9.10 Prohibition on Corrupt Practices.

(a) Each of the Parties represents, warrants, and undertakes that it shall not engage in corrupt, unfair or fraudulent practices in connection with the provision or use of the Software hereunder. Such practices shall include, but not be limited to, any circumstance in which a Party or an individual counted among its personnel or Authorized Users, either directly or indirectly, accepts bribes or makes offers, payments, or promises to pay money, gifts, or anything of value to any person, including, but not limited to, an executive, official, employee or agent of the following:

i. A governmental department, agency or instrumentality;

ii. A wholly or partially government-owned or controlled or privately-owned or controlled company or business;

iii. A political party (collectively, with (1) and (2) above, “Public Officials”); or

iv. Any person about whom the Party or Authorized User knows or has reason to know will offer, pay or give all or a portion of such money, gift, or thing of value, whether directly or indirectly, to a Public Official, for the purpose of influencing any act, decision or failure to act by such person or other Public Officials or securing an improper advantage in order to obtain, retain or direct business.

(b) Each Party agrees that it will notify the other Party within five (5) business days should it discover that a member of its personnel or other Authorized User has violated this Section 9.10. Each Party agrees that it will record all payments to governmental entities for permits, licenses, expediting charges, or any similar fees, and retain original receipts of all purchases from such governmental entities as well as, where available, scheduled rate cards for such fees. In addition to the foregoing, Vendor represents and warrants that:

i. The information provided to Client for the purpose of fulfilling its anti-bribery and corruption obligations is complete, accurate and not misleading;

ii. It is not subject to sanctions; and

iii. It is not the subject of any allegations of bribery or corruption.

(c) Vendor hereby agrees to notify Client immediately on learning Vendor or its personnel, directly or indirectly, are subject to regulatory enforcement or scrutiny, judicial or law enforcement investigation or litigation of any kind relating to corrupt (including bribery), unfair or fraudulent practices in connection with the provision of the Software hereunder.

(d) Vendor hereby agrees to:

i. Implement and maintain adequate training, policies and procedures for the prevention of corrupt (including bribery), unfair or fraudulent practices that meet or exceed the requirements to comply with applicable anti-bribery and corruption laws, rules and regulations; and

ii. Notify Client of the absence or failing of training, policies and/or procedures relating to the prevention of corrupt (including bribery), unfair or fraudulent practices in connection with the provision of the Software hereunder.

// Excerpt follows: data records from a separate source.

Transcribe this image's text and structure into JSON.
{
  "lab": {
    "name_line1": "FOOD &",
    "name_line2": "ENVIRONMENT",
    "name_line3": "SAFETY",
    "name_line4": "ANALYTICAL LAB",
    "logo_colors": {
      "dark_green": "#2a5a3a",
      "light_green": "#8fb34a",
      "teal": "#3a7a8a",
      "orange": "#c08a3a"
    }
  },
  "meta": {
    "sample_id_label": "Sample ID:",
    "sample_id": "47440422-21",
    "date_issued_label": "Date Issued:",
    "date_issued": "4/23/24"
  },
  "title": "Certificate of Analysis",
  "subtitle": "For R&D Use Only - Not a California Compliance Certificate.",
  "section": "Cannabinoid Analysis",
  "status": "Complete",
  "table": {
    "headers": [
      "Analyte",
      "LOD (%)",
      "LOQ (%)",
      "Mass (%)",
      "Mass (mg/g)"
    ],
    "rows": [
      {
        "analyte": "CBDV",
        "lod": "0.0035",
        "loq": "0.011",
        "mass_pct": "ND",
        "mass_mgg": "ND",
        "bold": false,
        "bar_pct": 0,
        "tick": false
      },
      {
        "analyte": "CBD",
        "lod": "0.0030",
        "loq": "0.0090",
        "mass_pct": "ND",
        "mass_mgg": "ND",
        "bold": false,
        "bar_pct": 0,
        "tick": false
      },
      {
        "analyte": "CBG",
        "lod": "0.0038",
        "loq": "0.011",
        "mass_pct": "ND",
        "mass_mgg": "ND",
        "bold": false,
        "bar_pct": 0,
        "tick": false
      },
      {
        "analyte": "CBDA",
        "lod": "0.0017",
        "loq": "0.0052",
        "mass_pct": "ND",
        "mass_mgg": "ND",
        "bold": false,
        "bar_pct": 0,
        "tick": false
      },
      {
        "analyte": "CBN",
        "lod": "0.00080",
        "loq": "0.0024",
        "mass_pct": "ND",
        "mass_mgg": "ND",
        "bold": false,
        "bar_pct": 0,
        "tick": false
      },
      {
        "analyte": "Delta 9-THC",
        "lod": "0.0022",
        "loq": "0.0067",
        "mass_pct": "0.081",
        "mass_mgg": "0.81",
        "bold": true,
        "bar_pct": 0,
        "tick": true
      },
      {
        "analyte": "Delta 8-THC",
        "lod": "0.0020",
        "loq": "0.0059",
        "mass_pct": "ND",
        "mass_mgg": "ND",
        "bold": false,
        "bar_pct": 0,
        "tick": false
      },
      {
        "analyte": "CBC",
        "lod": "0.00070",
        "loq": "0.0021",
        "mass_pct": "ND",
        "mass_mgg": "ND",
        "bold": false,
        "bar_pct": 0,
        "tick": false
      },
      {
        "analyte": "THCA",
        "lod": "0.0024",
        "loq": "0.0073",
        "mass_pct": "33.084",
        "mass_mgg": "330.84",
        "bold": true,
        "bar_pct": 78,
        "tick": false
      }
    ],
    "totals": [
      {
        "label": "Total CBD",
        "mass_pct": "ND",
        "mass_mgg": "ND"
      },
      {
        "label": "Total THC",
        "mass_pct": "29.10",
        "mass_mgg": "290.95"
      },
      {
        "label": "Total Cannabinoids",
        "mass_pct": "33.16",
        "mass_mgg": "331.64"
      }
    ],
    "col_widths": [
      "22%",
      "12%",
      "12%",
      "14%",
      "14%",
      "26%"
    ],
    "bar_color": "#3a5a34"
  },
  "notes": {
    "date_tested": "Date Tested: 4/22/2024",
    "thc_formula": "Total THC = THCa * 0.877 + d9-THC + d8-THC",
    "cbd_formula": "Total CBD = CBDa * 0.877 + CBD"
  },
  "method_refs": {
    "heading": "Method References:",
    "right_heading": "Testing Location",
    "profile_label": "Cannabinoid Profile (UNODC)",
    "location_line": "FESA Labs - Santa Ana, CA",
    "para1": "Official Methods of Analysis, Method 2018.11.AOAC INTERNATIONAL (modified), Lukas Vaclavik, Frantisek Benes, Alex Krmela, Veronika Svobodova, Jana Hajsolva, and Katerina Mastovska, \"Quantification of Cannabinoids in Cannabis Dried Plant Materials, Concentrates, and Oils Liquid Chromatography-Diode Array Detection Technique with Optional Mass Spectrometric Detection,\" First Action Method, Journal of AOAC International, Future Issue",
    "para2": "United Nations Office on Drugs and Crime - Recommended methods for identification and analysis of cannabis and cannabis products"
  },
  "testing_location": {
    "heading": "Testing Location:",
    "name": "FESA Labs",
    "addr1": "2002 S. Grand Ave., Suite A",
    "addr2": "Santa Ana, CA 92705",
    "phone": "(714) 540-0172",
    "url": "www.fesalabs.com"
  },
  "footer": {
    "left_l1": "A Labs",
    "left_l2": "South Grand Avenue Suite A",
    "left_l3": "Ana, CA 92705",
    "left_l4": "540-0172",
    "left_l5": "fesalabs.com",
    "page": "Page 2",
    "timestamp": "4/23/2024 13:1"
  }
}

9.11 Amendment and Modification; Waiver.

(a) No amendment to or modification of this Agreement is effective unless it is in writing and signed by an authorized representative of each Party.

(b) No waiver by any Party of any of the provisions hereof will be effective unless explicitly set forth in writing and signed by the Party so waiving. Except as otherwise set forth in this Agreement:

i. No failure to exercise, or delay in exercising, any rights, remedy, power, or privilege arising from this Agreement will operate or be construed as a waiver thereof; and

ii. No single or partial exercise of any right, remedy, power, or privilege hereunder will preclude any other or further exercise thereof or the exercise of any other right, remedy, power, or privilege.